On a less serious note, as action-packed as the episode is, the action it’s packed with feels taken straight from a video game. As a non-player I can’t say whether it actually was or not, but I’ve got enough big-budget action-game experience under my belt to recognize the abandoned buildings, the rusted-out vehicles, the narrow crevices, the overturned subway cars, the sudden and disorienting flips from moving horizontally to moving vertically and back again, the thin fences and glass windows holding for just long enough for our heroes to get away (not the first time this season has done the fence business), the conveniently placed crates to crouch behind (ditto). Put it all together and it feels less like watching an survival-horror show and more like watching somebody play a survival-horror game. That’s only debatably exciting when it’s your buddy or your spouse doing it, let alone the unseen hands of Craig Mazin.
Finally, boy can this show get schmaltzy. I’m all for the hot we nearly lost each other, we just shared life-changing information, we can’t contain the feelings anymore hookup on the floor that finally unites Ellie and Dina as an official Item. That’s a tried-and-true genre storytelling beat, and all I ask of TLoU is delivering those on a reliable basis.

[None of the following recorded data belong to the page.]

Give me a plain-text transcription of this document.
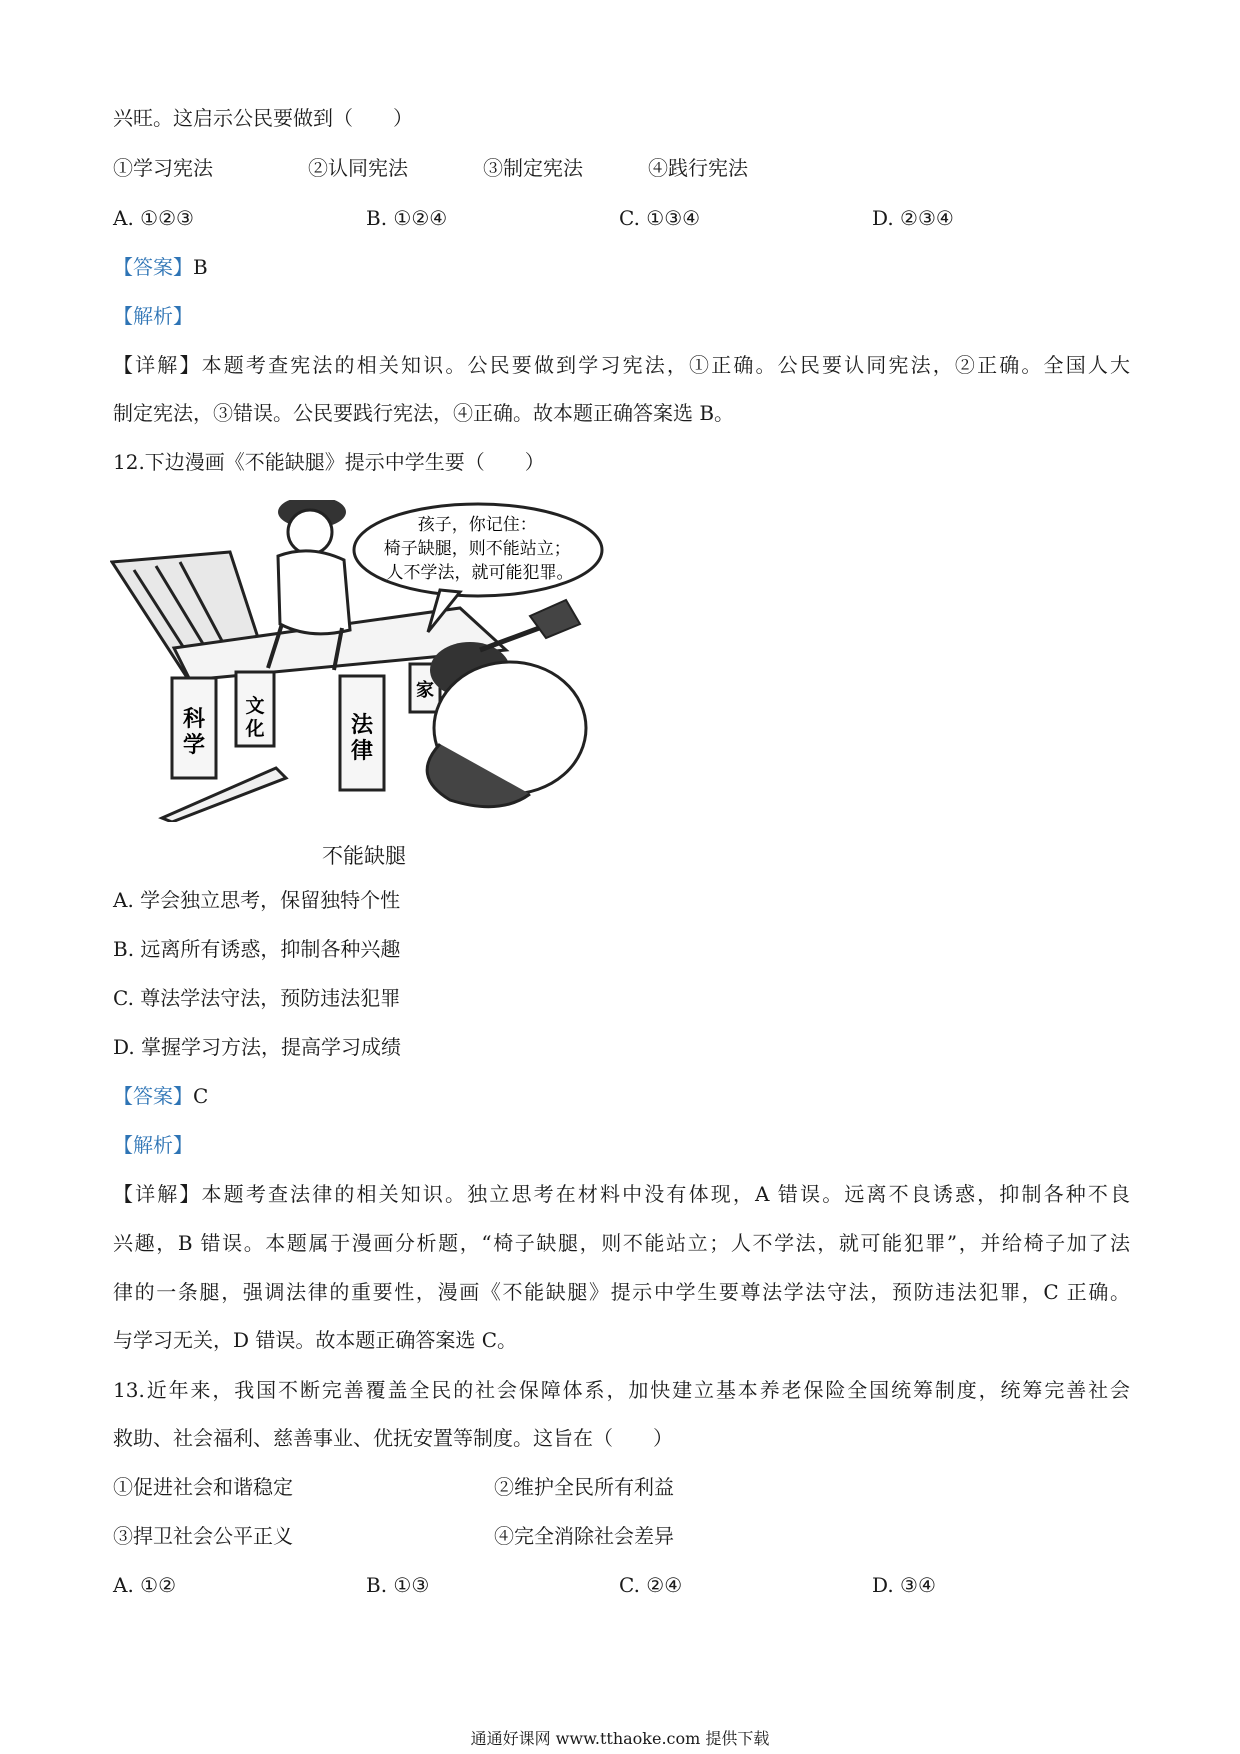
兴旺。这启示公民要做到（　　）
①学习宪法	②认同宪法	③制定宪法	④践行宪法
A. ①②③	B. ①②④	C. ①③④	D. ②③④
【答案】B
【解析】
【详解】本题考查宪法的相关知识。公民要做到学习宪法，①正确。公民要认同宪法，②正确。全国人大
制定宪法，③错误。公民要践行宪法，④正确。故本题正确答案选 B。
12.下边漫画《不能缺腿》提示中学生要（　　）
科学
文化	法律
家
孩子，你记住： 椅子缺腿，则不能站立； 人不学法，就可能犯罪。
不能缺腿
A. 学会独立思考，保留独特个性
B. 远离所有诱惑，抑制各种兴趣
C. 尊法学法守法，预防违法犯罪
D. 掌握学习方法，提高学习成绩
【答案】C
【解析】
【详解】本题考查法律的相关知识。独立思考在材料中没有体现，A 错误。远离不良诱惑，抑制各种不良
兴趣，B 错误。本题属于漫画分析题，“椅子缺腿，则不能站立；人不学法，就可能犯罪”，并给椅子加了法
律的一条腿，强调法律的重要性，漫画《不能缺腿》提示中学生要尊法学法守法，预防违法犯罪，C 正确。
与学习无关，D 错误。故本题正确答案选 C。
13.近年来，我国不断完善覆盖全民的社会保障体系，加快建立基本养老保险全国统筹制度，统筹完善社会
救助、社会福利、慈善事业、优抚安置等制度。这旨在（　　）
①促进社会和谐稳定	②维护全民所有利益
③捍卫社会公平正义	④完全消除社会差异
A. ①②	B. ①③	C. ②④	D. ③④
通通好课网 www.tthaoke.com 提供下载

But having Ellie do a live performance of one of those breathy slowed-down covers of pop songs they use in movies and TV shows all the time — “Take On Me,” oh brother — that literally brings Dina to tears? It’s a little much, even if pregnancy hormones are involved. I’m going back and forth on the pair riding through a gay neighborhood and not understanding what the rainbow imagery represents: It’s eye-rollingly unsusbtle, but we live in unsubtle times.

Still, I think turbo-charging Ellie and Dina’s relationship, kicking it off the episode after they set out on their quest rather than saving it for some climactic moment down the line, is smart. It adds some verve to things, some spice, and that’s needed in the absence of Joel’s quiet charisma. And for all the hoary action-game tropes it employs, the long escape from the infected keeps the pace elevated. Even the sudden and brutal violence inflicted by Isaac, first on his squad and then years later on his prisoner, serves the additional purpose of simply keeping us in the audience alert, anxious, uncomfortable. These are exactly the kind of emotions a post-apocalyptic horror show should be aiming to generate. No offense to voting on motions brought before the town council, but that was no way to follow up the death of your main character. Thrills and chills are more like it.